Se compreendermos o futuro deste modo, sugere, poderemos recolher o desafio que nos apresenta e desfrutar as possibilidades que oferece.

«Não deixeis que sejam só os outros os que preencham o futuro, mas introduzi-vos com fantasia e capacidade de persuasão nos debates do presente!», exorta aos participantes do Katholikentag.

«Com o Evangelho como parâmetro, participai ativamente na vida política e social de vosso país.
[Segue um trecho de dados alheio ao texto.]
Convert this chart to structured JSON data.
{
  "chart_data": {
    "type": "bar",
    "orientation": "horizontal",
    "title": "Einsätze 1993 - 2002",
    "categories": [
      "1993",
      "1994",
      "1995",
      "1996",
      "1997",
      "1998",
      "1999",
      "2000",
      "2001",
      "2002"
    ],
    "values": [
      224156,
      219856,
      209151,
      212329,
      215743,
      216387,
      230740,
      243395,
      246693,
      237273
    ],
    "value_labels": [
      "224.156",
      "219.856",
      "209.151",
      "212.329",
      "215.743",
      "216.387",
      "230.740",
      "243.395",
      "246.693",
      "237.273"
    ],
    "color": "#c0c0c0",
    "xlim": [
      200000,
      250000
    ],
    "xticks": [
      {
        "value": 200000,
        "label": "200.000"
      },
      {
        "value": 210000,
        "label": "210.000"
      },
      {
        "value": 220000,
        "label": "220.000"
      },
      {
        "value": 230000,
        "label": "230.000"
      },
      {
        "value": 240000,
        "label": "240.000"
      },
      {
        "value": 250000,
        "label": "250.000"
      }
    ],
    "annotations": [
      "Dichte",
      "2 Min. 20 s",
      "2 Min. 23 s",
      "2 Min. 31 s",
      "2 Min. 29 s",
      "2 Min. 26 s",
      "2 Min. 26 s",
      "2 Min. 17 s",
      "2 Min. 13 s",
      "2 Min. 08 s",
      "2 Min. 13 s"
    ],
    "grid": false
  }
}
Como leigos católicos, atrevei-vos a participar na formação do futuro, em união com os sacerdotes e com os bispos!»

«Com Deus como garantia, podeis atuar com valor, porque é Ele o que nos assegura: ‘Quero dar-vos um futuro e uma esperança’ (Jer 29, 11).»

O Pontífice conclui sua mensagem dirigindo-se aos jovens que participam do Katholikentag, mostrando-se contente de que se reúnam em Osnabruck para reforçar-se «mutuamente na fé, na esperança e no amor».

«Desfrutai esta ocasião e deixai-vos conduzir pela mensagem do Katholikentag ao ‘mar adentro’ das possibilidades que Deus vos oferece! – exorta. Deus quer impregnar toda vossa vida e quer mostrar-vos quão grande é a liberdade de quem põe sua vida em suas mãos.»

«A vida de quem vive com Deus se torna ampla!»